春色デイジー

先生は一頻り私で遊び満足した後、補習用のプリントを手渡して前の席に深く座り直す。


ふわり、と鼻腔をくすぐる先生の香り。シャンプーの香りに混じる淡い香水の香り。それが、距離の近さを表している。
手を伸ばせば届く距離。


「惚れた?」

「面白いこと言いますね」


でも、どうしようもなく遠い距離。
じり、と焦げるような感覚。



私は諦めてプリントに取り掛かろうと、素直に筆箱からシャーペンと取り出そうとした、時。


「お、遅れました……っ!」


がら、と勢いよく開いた扉に肩が跳ねた。


そこには膝に手を置いて呼吸を整えている男子生徒。どれだけ全力疾走してきたんだ、大丈夫か。

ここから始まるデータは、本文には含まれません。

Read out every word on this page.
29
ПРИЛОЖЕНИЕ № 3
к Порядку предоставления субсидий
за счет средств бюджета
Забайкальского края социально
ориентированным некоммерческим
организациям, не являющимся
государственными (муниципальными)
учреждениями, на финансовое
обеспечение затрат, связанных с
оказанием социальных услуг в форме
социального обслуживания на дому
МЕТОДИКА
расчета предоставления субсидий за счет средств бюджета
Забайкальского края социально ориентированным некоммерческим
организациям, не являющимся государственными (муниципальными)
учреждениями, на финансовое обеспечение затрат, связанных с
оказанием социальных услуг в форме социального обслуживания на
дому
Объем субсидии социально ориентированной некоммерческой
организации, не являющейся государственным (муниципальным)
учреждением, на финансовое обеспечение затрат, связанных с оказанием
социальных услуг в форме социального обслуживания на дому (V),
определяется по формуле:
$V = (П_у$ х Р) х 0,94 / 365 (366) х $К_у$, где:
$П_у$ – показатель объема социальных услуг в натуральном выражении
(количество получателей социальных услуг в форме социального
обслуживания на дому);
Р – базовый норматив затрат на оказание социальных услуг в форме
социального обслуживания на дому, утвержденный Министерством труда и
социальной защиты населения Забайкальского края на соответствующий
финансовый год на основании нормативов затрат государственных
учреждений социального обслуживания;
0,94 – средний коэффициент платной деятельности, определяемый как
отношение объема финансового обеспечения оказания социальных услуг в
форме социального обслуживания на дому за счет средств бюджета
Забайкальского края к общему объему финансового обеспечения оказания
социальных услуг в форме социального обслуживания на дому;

しばらくその光景を眺めていると、ようやく呼吸が整ったらしく顔をあげた彼と目が合った。


「……あれ、卓馬?」

「おう、優花」

「何でいるのよ」

そう言えば、こいつの苗字、橋本だったなと。

「補習引っか掛かったんだよ」


ばつが悪そうにこちらに歩み寄る私と真子の幼馴染、橋本卓馬(ハシモトタクマ)に怪訝な顔を向けてしまう。だって、こいつの頭の出来は真子と差ほど変わらない。逆立ちしながら受けても、補習なんて無縁に違いないのだ。